I heard the story many years ago while in graduate school.
The class had to do with managing the business affairs of a public school, including the school lunch program.
When asked by the professor if school business paperwork was complicated, the principal related the following story.
It seems that the U. S. Department of Agriculture had introduced mozzarella cheese into the school lunch program but many rural schools were reluctant to use it.
Most of their cooks, teachers and students were not yet familiar with pizza and lasagna and mozzarella cheese.
After receiving three letters from the USDA extolling the nutritional value of the white, semi-soft cheese, the principal agreed to buy a small amount as an experiment.
The school secretary was instructed to order 10 pounds, the smallest package available in the school lunch program.
The secretary filled out the form and apparently put down 1-0-0-0 but left out the decimal which would have made it 10.00 pounds, the desired quantity.
That order form was bundled with others and shipped to the school district’s central office where it was signed off by the food services director who remarked later that it was a surprising order of a relatively unknown cheese.
The principal recalled that about two weeks later the school janitor, named Willie Bob or something like that, came running into the office, too excited to speak.

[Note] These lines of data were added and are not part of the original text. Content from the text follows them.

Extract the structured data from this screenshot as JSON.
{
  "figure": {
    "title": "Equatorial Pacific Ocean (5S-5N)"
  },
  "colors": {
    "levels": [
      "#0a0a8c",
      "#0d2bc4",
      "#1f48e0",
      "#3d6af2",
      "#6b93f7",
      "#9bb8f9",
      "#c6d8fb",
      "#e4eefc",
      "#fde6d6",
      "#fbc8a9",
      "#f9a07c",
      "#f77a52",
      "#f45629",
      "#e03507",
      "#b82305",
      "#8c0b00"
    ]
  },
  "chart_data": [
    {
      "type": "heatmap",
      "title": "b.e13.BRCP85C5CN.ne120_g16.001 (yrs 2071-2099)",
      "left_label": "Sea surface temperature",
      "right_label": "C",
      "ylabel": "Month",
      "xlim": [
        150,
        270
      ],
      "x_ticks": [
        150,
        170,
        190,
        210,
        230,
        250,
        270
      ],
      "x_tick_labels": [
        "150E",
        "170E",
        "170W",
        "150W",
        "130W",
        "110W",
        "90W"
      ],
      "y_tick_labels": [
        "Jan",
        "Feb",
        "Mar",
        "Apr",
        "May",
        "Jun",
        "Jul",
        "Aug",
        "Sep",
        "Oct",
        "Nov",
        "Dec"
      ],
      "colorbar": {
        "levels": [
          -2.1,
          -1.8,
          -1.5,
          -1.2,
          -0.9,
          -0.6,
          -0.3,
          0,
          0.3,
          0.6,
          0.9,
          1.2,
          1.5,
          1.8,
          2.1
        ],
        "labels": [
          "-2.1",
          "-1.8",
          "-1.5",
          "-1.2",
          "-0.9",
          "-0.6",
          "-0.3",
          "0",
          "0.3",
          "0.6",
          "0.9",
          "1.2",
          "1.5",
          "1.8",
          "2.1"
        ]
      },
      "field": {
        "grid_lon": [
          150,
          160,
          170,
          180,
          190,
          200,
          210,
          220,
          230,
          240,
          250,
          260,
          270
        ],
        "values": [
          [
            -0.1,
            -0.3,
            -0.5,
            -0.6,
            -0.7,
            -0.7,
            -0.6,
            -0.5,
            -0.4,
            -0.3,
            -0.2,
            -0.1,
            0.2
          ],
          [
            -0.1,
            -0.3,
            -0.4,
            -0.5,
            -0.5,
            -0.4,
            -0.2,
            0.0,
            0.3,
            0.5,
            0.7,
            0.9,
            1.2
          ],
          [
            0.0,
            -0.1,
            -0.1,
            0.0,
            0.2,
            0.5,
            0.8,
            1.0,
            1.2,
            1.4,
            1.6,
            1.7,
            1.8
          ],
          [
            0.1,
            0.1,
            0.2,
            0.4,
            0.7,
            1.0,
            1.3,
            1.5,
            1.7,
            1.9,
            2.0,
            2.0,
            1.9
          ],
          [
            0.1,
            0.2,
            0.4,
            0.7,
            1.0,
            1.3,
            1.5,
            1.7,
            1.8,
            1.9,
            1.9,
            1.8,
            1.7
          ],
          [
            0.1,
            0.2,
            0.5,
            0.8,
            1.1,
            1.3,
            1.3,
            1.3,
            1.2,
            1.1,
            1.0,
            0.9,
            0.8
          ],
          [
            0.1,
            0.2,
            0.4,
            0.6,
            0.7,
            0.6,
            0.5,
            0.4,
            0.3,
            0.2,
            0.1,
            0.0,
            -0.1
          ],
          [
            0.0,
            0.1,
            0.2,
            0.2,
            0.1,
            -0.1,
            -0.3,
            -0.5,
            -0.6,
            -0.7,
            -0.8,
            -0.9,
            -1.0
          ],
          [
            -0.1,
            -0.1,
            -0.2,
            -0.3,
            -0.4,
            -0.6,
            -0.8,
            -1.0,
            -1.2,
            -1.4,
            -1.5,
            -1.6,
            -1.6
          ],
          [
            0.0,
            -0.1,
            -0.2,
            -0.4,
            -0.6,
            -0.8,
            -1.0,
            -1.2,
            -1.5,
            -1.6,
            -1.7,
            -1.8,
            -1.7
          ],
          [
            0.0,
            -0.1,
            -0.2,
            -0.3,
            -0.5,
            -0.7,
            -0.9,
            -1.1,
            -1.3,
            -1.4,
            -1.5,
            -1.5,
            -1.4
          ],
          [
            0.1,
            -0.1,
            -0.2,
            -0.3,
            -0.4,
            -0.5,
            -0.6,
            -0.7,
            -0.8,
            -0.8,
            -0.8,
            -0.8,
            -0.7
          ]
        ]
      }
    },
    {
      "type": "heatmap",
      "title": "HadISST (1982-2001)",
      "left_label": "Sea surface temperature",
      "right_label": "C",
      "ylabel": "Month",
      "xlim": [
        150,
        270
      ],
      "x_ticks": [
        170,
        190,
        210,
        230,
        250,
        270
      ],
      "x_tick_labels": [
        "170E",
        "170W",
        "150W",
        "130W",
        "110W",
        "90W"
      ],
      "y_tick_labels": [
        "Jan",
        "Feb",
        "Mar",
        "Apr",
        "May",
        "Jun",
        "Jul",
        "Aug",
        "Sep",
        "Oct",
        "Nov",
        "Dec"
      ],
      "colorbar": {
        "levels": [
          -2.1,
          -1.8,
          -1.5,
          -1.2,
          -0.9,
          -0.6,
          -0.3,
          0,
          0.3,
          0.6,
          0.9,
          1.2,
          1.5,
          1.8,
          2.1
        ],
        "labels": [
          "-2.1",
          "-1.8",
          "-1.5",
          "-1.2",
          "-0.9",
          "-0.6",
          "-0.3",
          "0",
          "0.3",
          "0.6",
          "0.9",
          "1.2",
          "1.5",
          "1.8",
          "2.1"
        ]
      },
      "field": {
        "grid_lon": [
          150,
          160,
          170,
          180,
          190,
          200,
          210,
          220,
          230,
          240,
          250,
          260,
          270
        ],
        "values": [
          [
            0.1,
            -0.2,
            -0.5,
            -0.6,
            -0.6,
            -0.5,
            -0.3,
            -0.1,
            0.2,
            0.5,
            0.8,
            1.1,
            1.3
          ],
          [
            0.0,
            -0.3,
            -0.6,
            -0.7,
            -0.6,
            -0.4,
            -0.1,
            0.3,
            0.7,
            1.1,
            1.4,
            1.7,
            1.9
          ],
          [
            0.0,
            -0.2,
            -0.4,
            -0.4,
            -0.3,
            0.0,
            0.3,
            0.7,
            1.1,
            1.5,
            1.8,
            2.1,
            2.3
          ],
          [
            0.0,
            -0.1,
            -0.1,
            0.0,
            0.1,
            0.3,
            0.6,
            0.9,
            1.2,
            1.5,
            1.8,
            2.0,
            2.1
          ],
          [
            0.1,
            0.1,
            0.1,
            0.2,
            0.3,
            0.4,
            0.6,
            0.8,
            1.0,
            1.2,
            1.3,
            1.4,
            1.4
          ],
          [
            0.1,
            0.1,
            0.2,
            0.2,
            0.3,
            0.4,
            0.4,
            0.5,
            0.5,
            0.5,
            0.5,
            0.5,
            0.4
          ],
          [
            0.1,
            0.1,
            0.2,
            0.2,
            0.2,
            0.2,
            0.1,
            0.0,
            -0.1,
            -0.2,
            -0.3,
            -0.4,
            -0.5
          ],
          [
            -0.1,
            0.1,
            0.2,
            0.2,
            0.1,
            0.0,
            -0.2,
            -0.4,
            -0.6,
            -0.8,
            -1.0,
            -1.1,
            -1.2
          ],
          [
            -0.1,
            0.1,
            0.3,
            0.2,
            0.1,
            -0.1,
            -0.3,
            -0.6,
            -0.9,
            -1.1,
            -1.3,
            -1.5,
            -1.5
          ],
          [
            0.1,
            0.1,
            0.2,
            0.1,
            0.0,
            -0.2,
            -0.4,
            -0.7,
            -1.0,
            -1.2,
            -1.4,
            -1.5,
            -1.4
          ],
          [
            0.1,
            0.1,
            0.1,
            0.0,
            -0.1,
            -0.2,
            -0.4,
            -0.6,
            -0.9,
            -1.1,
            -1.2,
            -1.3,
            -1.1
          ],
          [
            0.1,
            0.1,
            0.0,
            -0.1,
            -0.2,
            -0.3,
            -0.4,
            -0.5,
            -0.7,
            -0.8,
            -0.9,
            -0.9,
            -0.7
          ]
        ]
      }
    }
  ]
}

He kept waving his hands and pointing out the window and finally blurted out that the principal should go out to the cafeteria’s loading dock behind the school.
A refrigerator truck was backed up the dock and the driver was happily unloading 1,000 pounds of mozzarella cheese – a half-ton of the strange, new cheese.
The principal, now in tears of laughter, said the school didn’t have enough refrigerator space so 10-pound blocks of it were sent home with any teacher or student willing to try it.
Parents were exchanging recipes at PTA meetings. Mozzarella cheese was everywhere.
Months later, the school finally used up all of the cheese but not before the owner of a local grocery store wrote the principal a letter of complaint.
No, he wasn’t unhappy over the free cheese given to his customers.
It was because his toilet paper sales had dropped 30 percent.